Reporting by David Alire Garcia


The Mexican government’s push to wean itself off a massive dependence on genetically modified corn imports would upend the country’s food supply, including its big livestock sector, industry officials warn. A Dec. 31 degree banning the use of genetically modified corn over three years has sparked a frenzy of lobbying urging officials to reconsider.


Both the agriculture and economy ministries held high-level meeting with industry representatives this week, according to several participants.


The same decree also calls for a ban on the herbicide glyphosate, used in Mexico by thousands of small and big farms to boost crop yields.


While Mexico, the birthplace of modern corn, has never allowed commercial-scale planting of the grain using seeds containing genetically modified organisms (GMO), it imports millions of tonnes of such corn for its growing livestock sector, among many other industrial uses.


The decree does not detail how the country might replace the supplies.


Jose Cacho, president of Mexico’s corn industry chamber CANAMI, said the GMO corn ban is unworkable due to supply chains that for years have developed around them, from livestock to a dizzying array of condiments and sauces that use starches derived from the same corn.


“This decree is completely divorced from reality,” said Cacho, whose 25-company group includes top corn millers like Gruma and cereal maker Kellogg, as well as commodity trader Cargill.


A report from the U.S. Department of Agriculture earlier this month described Mexico’s policy toward so-called biotechnology as “increasingly uncertain” under President Andres Manuel Lopez Obrador.


Supporters of the decree argue that GMO seeds can easily contaminate native corn strains, and point to research showing glyphosate may cause cancer as well as elevated insect mortality.


Mexico is the biggest foreign market for U.S. yellow corn, which is nearly all genetically modified.

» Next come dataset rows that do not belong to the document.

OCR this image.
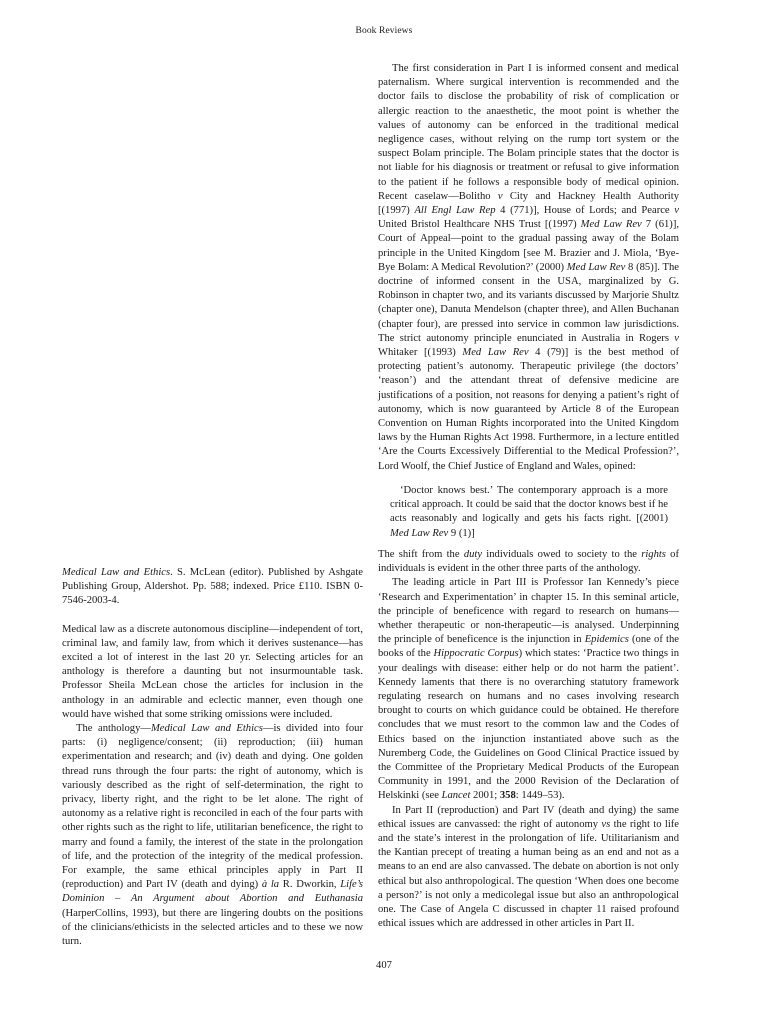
Book Reviews

The first consideration in Part I is informed consent and medical paternalism. Where surgical intervention is recommended and the doctor fails to disclose the probability of risk of complication or allergic reaction to the anaesthetic, the moot point is whether the values of autonomy can be enforced in the traditional medical negligence cases, without relying on the rump tort system or the suspect Bolam principle. The Bolam principle states that the doctor is not liable for his diagnosis or treatment or refusal to give information to the patient if he follows a responsible body of medical opinion. Recent caselaw—Bolitho v City and Hackney Health Authority [(1997) All Engl Law Rep 4 (771)], House of Lords; and Pearce v United Bristol Healthcare NHS Trust [(1997) Med Law Rev 7 (61)], Court of Appeal—point to the gradual passing away of the Bolam principle in the United Kingdom [see M. Brazier and J. Miola, ‘Bye-Bye Bolam: A Medical Revolution?’ (2000) Med Law Rev 8 (85)]. The doctrine of informed consent in the USA, marginalized by G. Robinson in chapter two, and its variants discussed by Marjorie Shultz (chapter one), Danuta Mendelson (chapter three), and Allen Buchanan (chapter four), are pressed into service in common law jurisdictions. The strict autonomy principle enunciated in Australia in Rogers v Whitaker [(1993) Med Law Rev 4 (79)] is the best method of protecting patient’s autonomy. Therapeutic privilege (the doctors’ ‘reason’) and the attendant threat of defensive medicine are justifications of a position, not reasons for denying a patient’s right of autonomy, which is now guaranteed by Article 8 of the European Convention on Human Rights incorporated into the United Kingdom laws by the Human Rights Act 1998. Furthermore, in a lecture entitled ‘Are the Courts Excessively Differential to the Medical Profession?’, Lord Woolf, the Chief Justice of England and Wales, opined:

‘Doctor knows best.’ The contemporary approach is a more critical approach. It could be said that the doctor knows best if he acts reasonably and logically and gets his facts right. [(2001) Med Law Rev 9 (1)]

The shift from the duty individuals owed to society to the rights of individuals is evident in the other three parts of the anthology.

The leading article in Part III is Professor Ian Kennedy’s piece ‘Research and Experimentation’ in chapter 15. In this seminal article, the principle of beneficence with regard to research on humans—whether therapeutic or non-therapeutic—is analysed. Underpinning the principle of beneficence is the injunction in Epidemics (one of the books of the Hippocratic Corpus) which states: ‘Practice two things in your dealings with disease: either help or do not harm the patient’. Kennedy laments that there is no overarching statutory framework regulating research on humans and no cases involving research brought to courts on which guidance could be obtained. He therefore concludes that we must resort to the common law and the Codes of Ethics based on the injunction instantiated above such as the Nuremberg Code, the Guidelines on Good Clinical Practice issued by the Committee of the Proprietary Medical Products of the European Community in 1991, and the 2000 Revision of the Declaration of Helskinki (see Lancet 2001; 358: 1449–53).

In Part II (reproduction) and Part IV (death and dying) the same ethical issues are canvassed: the right of autonomy vs the right to life and the state’s interest in the prolongation of life. Utilitarianism and the Kantian precept of treating a human being as an end and not as a means to an end are also canvassed. The debate on abortion is not only ethical but also anthropological. The question ‘When does one become a person?’ is not only a medicolegal issue but also an anthropological one. The Case of Angela C discussed in chapter 11 raised profound ethical issues which are addressed in other articles in Part II.

Medical Law and Ethics. S. McLean (editor). Published by Ashgate Publishing Group, Aldershot. Pp. 588; indexed. Price £110. ISBN 0-7546-2003-4.

Medical law as a discrete autonomous discipline—independent of tort, criminal law, and family law, from which it derives sustenance—has excited a lot of interest in the last 20 yr. Selecting articles for an anthology is therefore a daunting but not insurmountable task. Professor Sheila McLean chose the articles for inclusion in the anthology in an admirable and eclectic manner, even though one would have wished that some striking omissions were included.

The anthology—Medical Law and Ethics—is divided into four parts: (i) negligence/consent; (ii) reproduction; (iii) human experimentation and research; and (iv) death and dying. One golden thread runs through the four parts: the right of autonomy, which is variously described as the right of self-determination, the right to privacy, liberty right, and the right to be let alone. The right of autonomy as a relative right is reconciled in each of the four parts with other rights such as the right to life, utilitarian beneficence, the right to marry and found a family, the interest of the state in the prolongation of life, and the protection of the integrity of the medical profession. For example, the same ethical principles apply in Part II (reproduction) and Part IV (death and dying) à la R. Dworkin, Life’s Dominion – An Argument about Abortion and Euthanasia (HarperCollins, 1993), but there are lingering doubts on the positions of the clinicians/ethicists in the selected articles and to these we now turn.

407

Cacho fears the government could interpret the decree to forbid the use of GMO corn in anything ultimately consumed by people, from beef to ketchup.


Mexico imported some 18 million tonnes of mostly GMO corn last season, or around 40% of national consumption.


Mexico produces most of its own white corn, or about 25 million tonnes, used to make the country’s staple tortillas, but some white corn is also imported.


Nearly all of the available U.S. corn supplies, but also from rival producers in Argentina and Brazil, are genetically modified. That would make it nearly impossible to satisfy Mexican demand without GMO supplies if the decree is broadly interpreted.


Historically, Mexican law has not adopted different standards for approvals of food for human consumption and animal feed, both of which are handled by the health ministry’s sanitary protection agency COFEPRIS. It has issued 90 approvals for GMO corn used in human food and animal feed as of last year.


Meanwhile, since late 2019, the environment ministry has stopped all permit approvals for glyphosate imports.


Cacho estimates that prohibiting farmers from using it would lower yields by at least 30%, which he said would likely make the country even more dependent on imports.